Planning approvals in the first three months of the year grew by more than a third compared with the same period in 2014, with non-residential projects leading the way.
According to data from the Glenigan Index, approvals were up by 36 per cent in the first three months of the year compared with the same period a year earlier, with non-residential approvals seeing a 54 per cent increase.
Despite the growth in project approvals, starts have remained flat over the last month, with figures for March showing residential starts remain unchanged on a year earlier and non-residential starts down by 1 per cent.
Civil engineering was the only sector to see growth in terms of starts last month, with numbers 3 per cent up.

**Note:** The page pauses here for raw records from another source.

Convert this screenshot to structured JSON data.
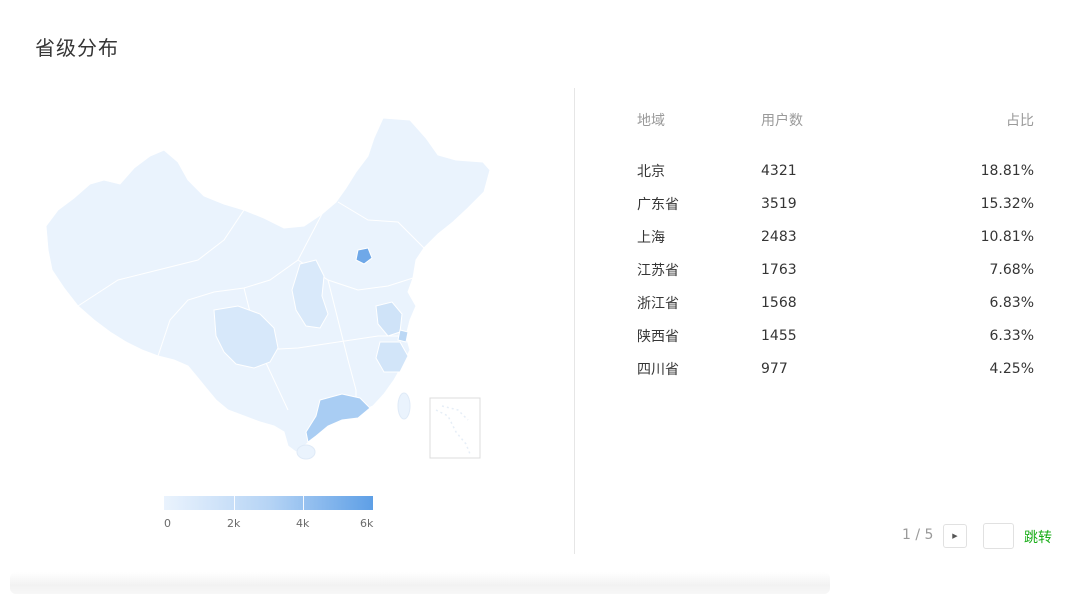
{
  "title": "省级分布",
  "legend": {
    "labels": [
      "0",
      "2k",
      "4k",
      "6k"
    ],
    "min_color": "#eaf3fd",
    "max_color": "#5e9fe6"
  },
  "table": {
    "headers": {
      "region": "地域",
      "users": "用户数",
      "ratio": "占比"
    },
    "rows": [
      {
        "region": "北京",
        "users": "4321",
        "ratio": "18.81%"
      },
      {
        "region": "广东省",
        "users": "3519",
        "ratio": "15.32%"
      },
      {
        "region": "上海",
        "users": "2483",
        "ratio": "10.81%"
      },
      {
        "region": "江苏省",
        "users": "1763",
        "ratio": "7.68%"
      },
      {
        "region": "浙江省",
        "users": "1568",
        "ratio": "6.83%"
      },
      {
        "region": "陕西省",
        "users": "1455",
        "ratio": "6.33%"
      },
      {
        "region": "四川省",
        "users": "977",
        "ratio": "4.25%"
      }
    ]
  },
  "pagination": {
    "page_info": "1 / 5",
    "next_icon": "caret-right-icon",
    "jump_label": "跳转",
    "jump_value": ""
  },
  "colors": {
    "accent": "#1aad19",
    "map_base": "#eaf3fd",
    "map_highlight": "#a9cdf3",
    "map_strong": "#6fa8e8"
  }
}
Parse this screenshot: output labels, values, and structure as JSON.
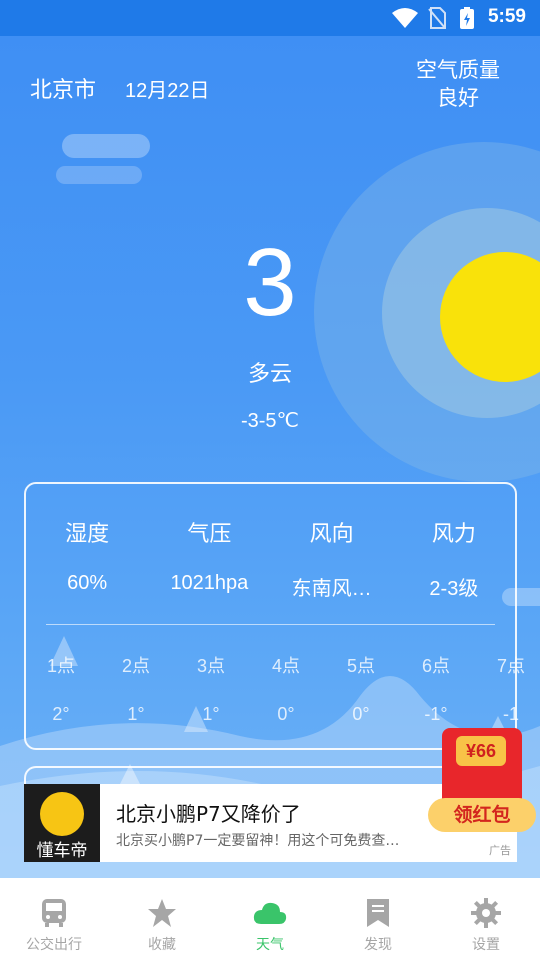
{
  "status_bar": {
    "time": "5:59"
  },
  "location": {
    "city": "北京市",
    "date": "12月22日"
  },
  "air_quality": {
    "label": "空气质量",
    "level": "良好"
  },
  "current": {
    "temperature": "3",
    "condition": "多云",
    "range": "-3-5℃"
  },
  "details": {
    "headers": [
      "湿度",
      "气压",
      "风向",
      "风力"
    ],
    "values": [
      "60%",
      "1021hpa",
      "东南风…",
      "2-3级"
    ]
  },
  "hourly": [
    {
      "hour": "1点",
      "temp": "2°"
    },
    {
      "hour": "2点",
      "temp": "1°"
    },
    {
      "hour": "3点",
      "temp": "1°"
    },
    {
      "hour": "4点",
      "temp": "0°"
    },
    {
      "hour": "5点",
      "temp": "0°"
    },
    {
      "hour": "6点",
      "temp": "-1°"
    },
    {
      "hour": "7点",
      "temp": "-1"
    }
  ],
  "ad": {
    "brand": "懂车帝",
    "title": "北京小鹏P7又降价了",
    "description": "北京买小鹏P7一定要留神！用这个可免费查…",
    "tag": "广告"
  },
  "red_packet": {
    "amount": "¥66",
    "button": "领红包"
  },
  "tabs": [
    {
      "label": "公交出行",
      "icon": "bus-icon",
      "active": false
    },
    {
      "label": "收藏",
      "icon": "star-icon",
      "active": false
    },
    {
      "label": "天气",
      "icon": "cloud-icon",
      "active": true
    },
    {
      "label": "发现",
      "icon": "bookmark-icon",
      "active": false
    },
    {
      "label": "设置",
      "icon": "gear-icon",
      "active": false
    }
  ],
  "colors": {
    "accent": "#3ac46a",
    "sky": "#3d8bf2",
    "sun": "#f9e20a"
  }
}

This came in contrast to a year earlier, when the first quarter of 2014 saw activity rise by 22 per cent, led by a 33 per cent increase in residential starts and a 20 per cent rise in non-residential project starts.
Regionally, the North-east, Yorkshire and the Humber, East Midlands, East and South-east of England all saw marked rises in project starts during Q1 compared with the same period in 2014.

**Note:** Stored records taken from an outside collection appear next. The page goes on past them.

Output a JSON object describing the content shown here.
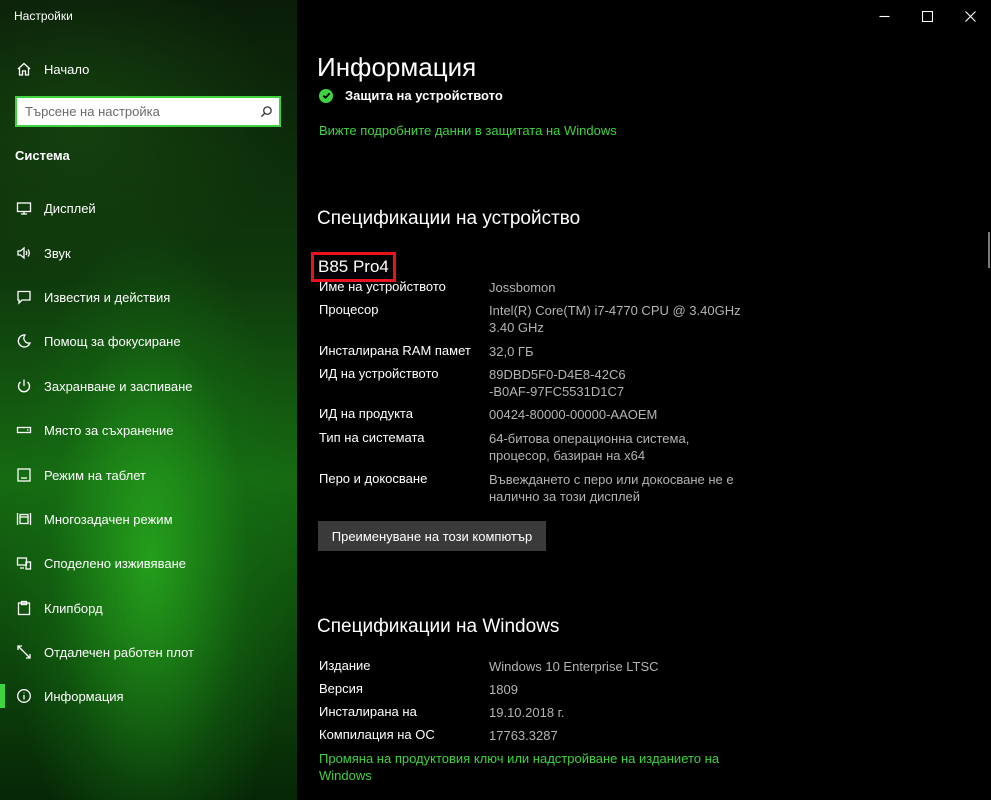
{
  "window": {
    "title": "Настройки"
  },
  "sidebar": {
    "home": {
      "label": "Начало",
      "icon": "home-icon"
    },
    "search": {
      "placeholder": "Търсене на настройка",
      "value": ""
    },
    "section_heading": "Система",
    "items": [
      {
        "label": "Дисплей",
        "icon": "display-icon"
      },
      {
        "label": "Звук",
        "icon": "sound-icon"
      },
      {
        "label": "Известия и действия",
        "icon": "notifications-icon"
      },
      {
        "label": "Помощ за фокусиране",
        "icon": "focus-moon-icon"
      },
      {
        "label": "Захранване и заспиване",
        "icon": "power-icon"
      },
      {
        "label": "Място за съхранение",
        "icon": "storage-icon"
      },
      {
        "label": "Режим на таблет",
        "icon": "tablet-icon"
      },
      {
        "label": "Многозадачен режим",
        "icon": "multitasking-icon"
      },
      {
        "label": "Споделено изживяване",
        "icon": "shared-experience-icon"
      },
      {
        "label": "Клипборд",
        "icon": "clipboard-icon"
      },
      {
        "label": "Отдалечен работен плот",
        "icon": "remote-desktop-icon"
      },
      {
        "label": "Информация",
        "icon": "info-icon",
        "active": true
      }
    ]
  },
  "main": {
    "title": "Информация",
    "protection": {
      "label": "Защита на устройството",
      "link": "Вижте подробните данни в защитата на Windows"
    },
    "device_specs": {
      "heading": "Спецификации на устройство",
      "device_name": "B85 Pro4",
      "rows": [
        {
          "key": "Име на устройството",
          "value": "Jossbomon"
        },
        {
          "key": "Процесор",
          "value": "Intel(R) Core(TM) i7-4770 CPU @ 3.40GHz 3.40 GHz"
        },
        {
          "key": "Инсталирана RAM памет",
          "value": "32,0 ГБ"
        },
        {
          "key": "ИД на устройството",
          "value": "89DBD5F0-D4E8-42C6-B0AF-97FC5531D1C7"
        },
        {
          "key": "ИД на продукта",
          "value": "00424-80000-00000-AAOEM"
        },
        {
          "key": "Тип на системата",
          "value": "64-битова операционна система, процесор, базиран на x64"
        },
        {
          "key": "Перо и докосване",
          "value": "Въвеждането с перо или докосване не е налично за този дисплей"
        }
      ],
      "rename_button": "Преименуване на този компютър"
    },
    "windows_specs": {
      "heading": "Спецификации на Windows",
      "rows": [
        {
          "key": "Издание",
          "value": "Windows 10 Enterprise LTSC"
        },
        {
          "key": "Версия",
          "value": "1809"
        },
        {
          "key": "Инсталирана на",
          "value": "19.10.2018 г."
        },
        {
          "key": "Компилация на ОС",
          "value": "17763.3287"
        }
      ],
      "key_link": "Промяна на продуктовия ключ или надстройване на изданието на Windows"
    }
  },
  "colors": {
    "accent": "#3fd33f",
    "highlight_box": "#e8141b",
    "value_text": "#b4b4b4"
  }
}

The South-west, West Midlands and North-west saw starts drop.
In London, the overall value of project starts for Q1 2015 stood at £2.2bn – the largest of any UK region, but 13 per cent lower than the same period a year before.
Elsewhere, starts in Scotland and Wales both fell in Q1, while Northern Ireland recorded modest growth of 1 per cent.
Commenting on the data, Glenigan economics director Allan Wilén said: “The overhang of last year’s relatively muted rise in approvals, coupled with some private sector clients potentially pursuing a ‘wait-and-see’ approach during the run up to the general election, may keep starts subdued into the second quarter.
“However this replenishing bank of prospective projects with detailed permissions bodes well for growth during the second half of this year, especially if a credible government emerges quickly from the aftermath of the election.”